Per proteggere questa sottospecie, classificata in pericolo critico della Lista Rossa della Iucn, tutti gli individui superstiti vennero catturati e portati in un apposito centro sull’isola di Santa Cruz, per avviare un programma di riproduzione. Nel 1976 un terzo maschio, detenuto nello zoo di San Diego, si unì al programma. Proprio questa testuggine, di nome Diego, è stata particolarmente attiva e ha contribuito in maniera determinante all’incremento della propria specie.
Diego ha infatti generato circa il 40–45 per cento degli oltre duemila esemplari di Hoodensis Chelonoidis nati nel programma di allevamento in cattività. Dopo aver eradicato intorno agli anni Ottanta le capre dall’isola di Española, specie invasiva che minacciava la vegetazione insluare, è iniziata la reintroduzione delle testuggini nel loro habitat originario. Oggi la popolazione conta oltre 2.500 esemplari, a testimonianza dell’efficacia del progetto di conservazione ex situ.
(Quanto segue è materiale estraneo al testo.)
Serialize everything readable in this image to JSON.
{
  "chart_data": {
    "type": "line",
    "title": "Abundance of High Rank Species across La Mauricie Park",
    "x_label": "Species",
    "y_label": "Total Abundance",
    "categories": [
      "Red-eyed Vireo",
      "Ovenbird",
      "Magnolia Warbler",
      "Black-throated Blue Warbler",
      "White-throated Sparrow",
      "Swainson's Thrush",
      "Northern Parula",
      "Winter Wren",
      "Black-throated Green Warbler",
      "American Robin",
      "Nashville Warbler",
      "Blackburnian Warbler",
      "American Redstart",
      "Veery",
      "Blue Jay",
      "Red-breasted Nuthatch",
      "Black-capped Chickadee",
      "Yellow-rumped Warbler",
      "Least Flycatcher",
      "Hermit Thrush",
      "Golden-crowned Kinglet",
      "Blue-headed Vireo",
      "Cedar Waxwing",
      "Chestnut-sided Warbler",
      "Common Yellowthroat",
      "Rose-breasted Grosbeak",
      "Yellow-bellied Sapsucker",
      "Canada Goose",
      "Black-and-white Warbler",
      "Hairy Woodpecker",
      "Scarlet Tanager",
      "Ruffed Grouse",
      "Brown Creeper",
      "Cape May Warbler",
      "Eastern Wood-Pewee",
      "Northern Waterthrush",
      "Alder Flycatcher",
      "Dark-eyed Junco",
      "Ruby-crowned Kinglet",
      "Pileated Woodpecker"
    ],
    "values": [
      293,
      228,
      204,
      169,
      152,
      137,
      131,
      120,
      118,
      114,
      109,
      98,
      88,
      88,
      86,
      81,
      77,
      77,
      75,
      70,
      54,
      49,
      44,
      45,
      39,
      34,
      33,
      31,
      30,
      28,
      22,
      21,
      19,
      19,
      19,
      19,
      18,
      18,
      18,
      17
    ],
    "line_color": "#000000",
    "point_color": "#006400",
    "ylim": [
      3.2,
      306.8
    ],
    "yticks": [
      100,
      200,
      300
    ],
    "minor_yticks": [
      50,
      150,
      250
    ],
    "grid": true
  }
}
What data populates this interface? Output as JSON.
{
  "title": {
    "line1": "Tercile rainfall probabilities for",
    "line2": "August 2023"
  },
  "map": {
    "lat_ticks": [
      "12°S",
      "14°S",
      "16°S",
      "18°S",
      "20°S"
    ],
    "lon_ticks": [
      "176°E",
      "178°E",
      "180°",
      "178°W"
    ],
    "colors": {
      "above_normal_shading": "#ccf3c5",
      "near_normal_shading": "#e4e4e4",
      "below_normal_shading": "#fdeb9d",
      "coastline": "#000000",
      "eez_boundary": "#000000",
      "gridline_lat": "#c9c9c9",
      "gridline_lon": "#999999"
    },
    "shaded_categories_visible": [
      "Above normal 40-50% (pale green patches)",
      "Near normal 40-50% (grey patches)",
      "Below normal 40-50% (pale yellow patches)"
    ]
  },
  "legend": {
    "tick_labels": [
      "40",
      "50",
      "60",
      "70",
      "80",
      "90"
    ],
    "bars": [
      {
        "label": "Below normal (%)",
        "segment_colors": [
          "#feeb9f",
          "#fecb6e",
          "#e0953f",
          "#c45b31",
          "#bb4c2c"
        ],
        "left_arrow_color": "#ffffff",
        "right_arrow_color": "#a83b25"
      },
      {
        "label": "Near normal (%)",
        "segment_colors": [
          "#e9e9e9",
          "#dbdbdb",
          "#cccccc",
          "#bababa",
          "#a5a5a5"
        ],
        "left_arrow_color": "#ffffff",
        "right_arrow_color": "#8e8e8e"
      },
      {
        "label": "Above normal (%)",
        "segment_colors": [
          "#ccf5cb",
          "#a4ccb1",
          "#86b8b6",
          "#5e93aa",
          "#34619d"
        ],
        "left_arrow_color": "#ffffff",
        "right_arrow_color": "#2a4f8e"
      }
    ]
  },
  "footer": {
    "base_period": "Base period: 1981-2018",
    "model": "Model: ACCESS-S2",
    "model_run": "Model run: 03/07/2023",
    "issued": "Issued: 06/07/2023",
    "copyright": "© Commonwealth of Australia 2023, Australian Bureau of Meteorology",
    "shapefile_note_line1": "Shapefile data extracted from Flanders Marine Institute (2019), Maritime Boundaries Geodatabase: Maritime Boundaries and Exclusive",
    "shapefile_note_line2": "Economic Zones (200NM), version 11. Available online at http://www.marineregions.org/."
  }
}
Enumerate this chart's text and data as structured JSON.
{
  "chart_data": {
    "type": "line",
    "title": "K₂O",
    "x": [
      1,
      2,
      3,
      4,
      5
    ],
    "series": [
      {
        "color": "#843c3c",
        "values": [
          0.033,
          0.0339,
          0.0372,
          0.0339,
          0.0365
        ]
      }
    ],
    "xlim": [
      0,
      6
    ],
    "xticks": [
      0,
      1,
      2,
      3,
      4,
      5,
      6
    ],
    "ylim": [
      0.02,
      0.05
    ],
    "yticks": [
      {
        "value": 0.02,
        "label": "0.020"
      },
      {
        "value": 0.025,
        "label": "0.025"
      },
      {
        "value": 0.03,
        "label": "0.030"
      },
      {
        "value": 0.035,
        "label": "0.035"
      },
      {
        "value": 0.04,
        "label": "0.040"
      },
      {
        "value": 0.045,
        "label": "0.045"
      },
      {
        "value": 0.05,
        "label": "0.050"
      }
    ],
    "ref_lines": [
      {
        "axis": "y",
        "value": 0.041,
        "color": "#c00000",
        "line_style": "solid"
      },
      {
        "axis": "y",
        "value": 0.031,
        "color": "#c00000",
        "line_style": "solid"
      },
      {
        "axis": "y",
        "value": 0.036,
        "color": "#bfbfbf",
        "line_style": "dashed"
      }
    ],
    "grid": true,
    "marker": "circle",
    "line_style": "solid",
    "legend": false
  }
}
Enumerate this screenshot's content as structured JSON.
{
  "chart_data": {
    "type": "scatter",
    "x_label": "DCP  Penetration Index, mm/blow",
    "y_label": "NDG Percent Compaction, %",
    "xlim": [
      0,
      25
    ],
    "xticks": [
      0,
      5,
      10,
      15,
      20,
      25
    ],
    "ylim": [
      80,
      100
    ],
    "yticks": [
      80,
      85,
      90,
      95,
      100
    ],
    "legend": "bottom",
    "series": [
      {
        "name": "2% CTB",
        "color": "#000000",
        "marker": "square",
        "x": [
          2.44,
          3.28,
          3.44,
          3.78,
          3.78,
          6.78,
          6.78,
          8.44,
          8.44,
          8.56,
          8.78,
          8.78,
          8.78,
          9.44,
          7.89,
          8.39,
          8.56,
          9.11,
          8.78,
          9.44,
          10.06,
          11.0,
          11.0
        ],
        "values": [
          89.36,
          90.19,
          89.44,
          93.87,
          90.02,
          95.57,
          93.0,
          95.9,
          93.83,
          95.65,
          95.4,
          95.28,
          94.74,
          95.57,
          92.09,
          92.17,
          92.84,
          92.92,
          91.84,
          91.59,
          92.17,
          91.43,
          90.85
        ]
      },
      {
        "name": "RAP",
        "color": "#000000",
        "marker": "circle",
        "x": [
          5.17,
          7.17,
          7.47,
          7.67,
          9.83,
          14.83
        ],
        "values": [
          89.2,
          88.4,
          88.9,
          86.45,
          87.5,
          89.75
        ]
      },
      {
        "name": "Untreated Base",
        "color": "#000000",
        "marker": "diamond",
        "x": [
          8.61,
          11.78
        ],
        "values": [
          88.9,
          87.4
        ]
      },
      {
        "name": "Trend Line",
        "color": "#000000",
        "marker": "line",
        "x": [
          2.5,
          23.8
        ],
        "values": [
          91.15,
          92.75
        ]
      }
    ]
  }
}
A queste testuggini si è recentemente unito Diego, che dopo decenni di cattività è stato reintrodotto, insieme ad altre 14 testuggini, sull’isola nativa. Paulo Proaño Andrade, ministro dell’Ambiente dell’Ecuador, ha celebrato con un tweet la reintroduzione delle testuggini evidenziando il successo del programma di allevamento per “salvare la loro specie dall’estinzione”.
Cerramos un capítulo importante en la gestión del @parquegalapagos, 15 tortugas de #Española, incluyendo a #Diego, regresan a casa tras décadas de reproducirse en cautiverio y salvar a su especie de la extinción. Su isla las recibe con los brazos abiertos. (Noticia en desarrollo) pic.twitter.com/M4a4maQm9E
— Paulo Proaño Andrade (@PauloProanoA) June 15, 2020
100 anni lontano da casa
I funzionari del parco nazionale delle Galápagos ritengono che Diego abbia oltre un secolo di vita e che sia stato prelevato dall’isola di Española all’inizio del XX secolo da una spedizione scientifica. Dopo più di cento anni di assenza Diego, sottoposto insieme alle altre testuggini a un periodo di quarantena per impedire loro di trasportare semi di piante non originarie dell’isola, potrà concludere la sua esistenza a “casa” sua, trovando ad attenderlo molte più testuggini di quando non fosse partito.